Dear Sir, dear Madam

In my eyes competition should not become lottery or mere speculation.

That is the impression I get from the way you can pre-register new gTLDs with each of the 88 registrars of the CORE, asking up to 10'000.-$ for so called premium-services, without a real guarantee that you get the name you have tried to register.

This is no competition, but this policy will prevent competition. Small companies will not be able to pay such sums with several of the 88 registries in order to obtain a real chance of getting the name they would like to.

The new domain names do not make sense, if good names are only accessable to an elite-group of companies and allow the registrars - if I am not wrong - to sell the same name 88 times before figuring out through a lottery system, who will be the lucky one to finally own it.

This would be good for speculation and for very few people becoming rich quickly, but it would be bad for the internet as such.
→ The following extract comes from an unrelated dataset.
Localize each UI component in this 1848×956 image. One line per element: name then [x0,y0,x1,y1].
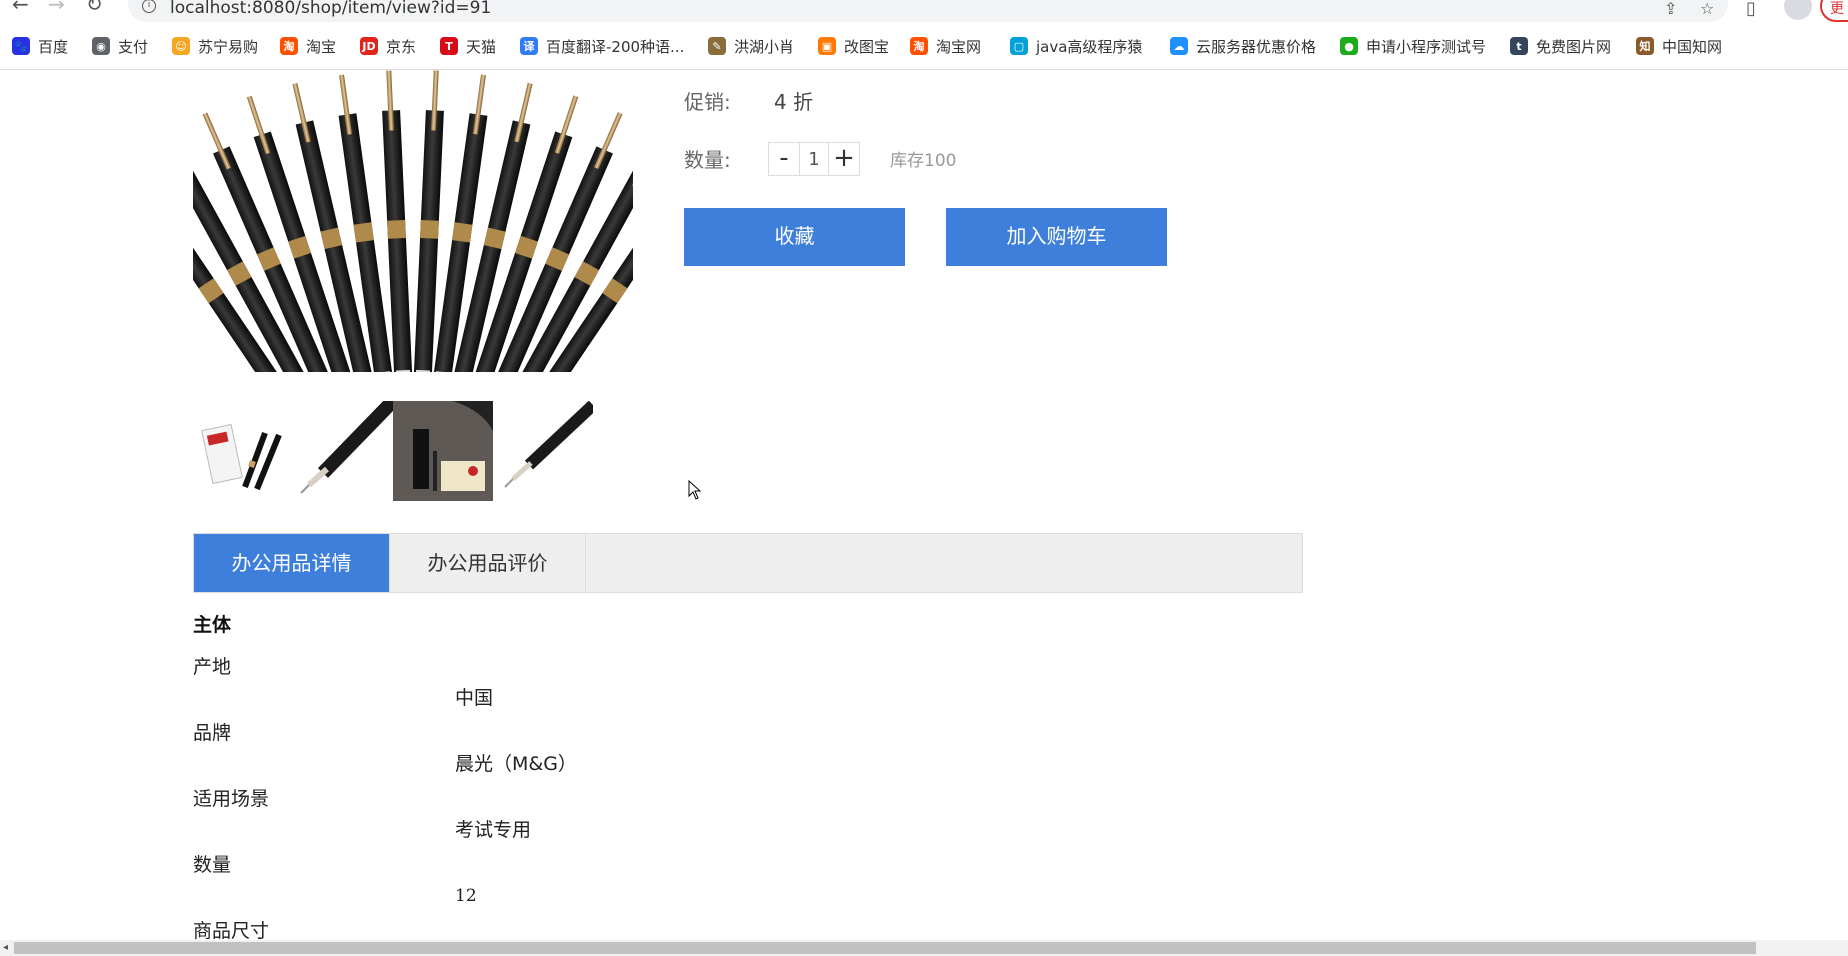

Compare it with a serious, cheap registry/ar like www.webtld.com , registering .web on the sense-making first-come, first served basis for something like 30-35.-$/name ... It is a good example of correct business-policy and I wish them to get access to the "A" root server as soon as possible.

As you write, it seems important to me that the new system:

Allows multiple competing registrars to have secure access (with encryption and authentication) to the database on an equal (first-come, first-served) basis

and that:

Each top-level domain (TLD) database will be maintained by only one registry and, at least initially, each new registry can host only one TLD.

So people who register a name can at least rely on getting it without any lottery or speculation-system and there will be enough competition possible.

Thank you for reading this short comment!